Ora si ripresenta la questione mediterranea, libica, tunisina, la fuga dalle crisi umanitarie e economiche, un arrembaggio peraltro ancora non di proporzioni eccezionali ai molti chilometri di costa marittima del nostro paese, e alle regioni e località del meridione più esposte. Quella questione è evidentemente un problema da risolvere, non deve tornare a essere, in un senso o nell’altro, un tema di battaglia ideologica o di speculazione bieca. L’Economist di Londra, giornale “invasionista” come direbbe il nostro nativista preferito, lo squisito scrittore e l’uomo libero di testa che risponde al nome maschio cattolico italiano di Camillo Langone, usa argomenti e toni civili per analizzare il fenomeno della nuova intrattabilità delle immigrazioni e degli scambi, che non è solo italiano e costiero bensì mondiale. Luciana Lamorgese, ministro dell’Interno al posto del guardiacostiero che sequestrava anche la guardia costiera con circolari da spiaggia, usa anche lei toni civili e argomenti razionali.

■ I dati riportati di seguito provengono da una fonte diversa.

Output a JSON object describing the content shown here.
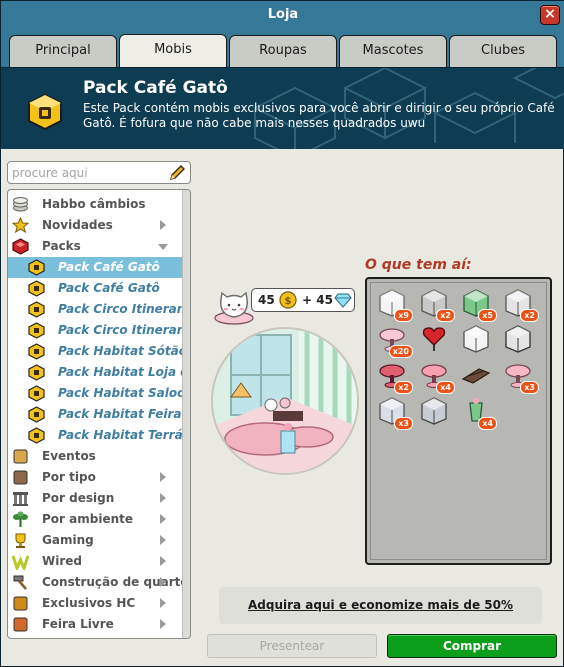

Si parte dal salvataggio in mare, che non è più messo in discussione da alcuno, e dal porto sicuro, per estendere il dossier dai risvolti umani a tutta l’Europa, che deve sentirsene responsabile, e per organizzare dissuasioni e rimpatri capaci di non far crollare nell’equivoco e nel disastro, anche d’opinione, un governo ragionevole delle frontiere nazionali. L’abrogazione dei decreti sicurezza è nei fatti e nelle procedure, nelle parole e nei comportamenti, innanzitutto, e si prepara anche la discussione parlamentare di un testo legislativo di sostituzione e superamento.

 

Penso che sarebbe saggio, da parte dell’ala del Pd più sensibile alla radicale discontinuità con un’esperienza vergognosa di maltrattamento delle persone imbarcate e bisognose di una sponda di salvezza, dismettere i toni di bandiera e andare al sodo. Quanti soldi si stanziano, al di là della politica dei rimpatri e dell’isolamento cautelare dei nuovi arrivi, necessaria nell’emergenza, per l’integrazione, per il rispetto della dignità umana degli immigrati e dei rifugiati, per costruire strumenti europei, in sede Onu, leve internazionali capaci di abrogare lo scandalo dei centri di detenzione africani e libici? La cura non solo finanziaria della situazione succeduta, transitoriamente e precariamente, ai mesi di espansione spettacolare della pandemia, richiede una svolta, per la quale ci sono o devono comunque essere reperite e stanziate risorse, con strumenti e tecniche. Avendo sempre in mente la soluzione di problemi acuti, percepiti come tali da una quantità enorme di italiani, invece che scontri di posizione ciechi alla presa del reale sugli avvenimenti. C’è da augurarsi che, senza rinunciare ai principi e al confronto anche duro su timidezze e errori del governo e del parlamento, Orfini e gli altri se ne rendano conto.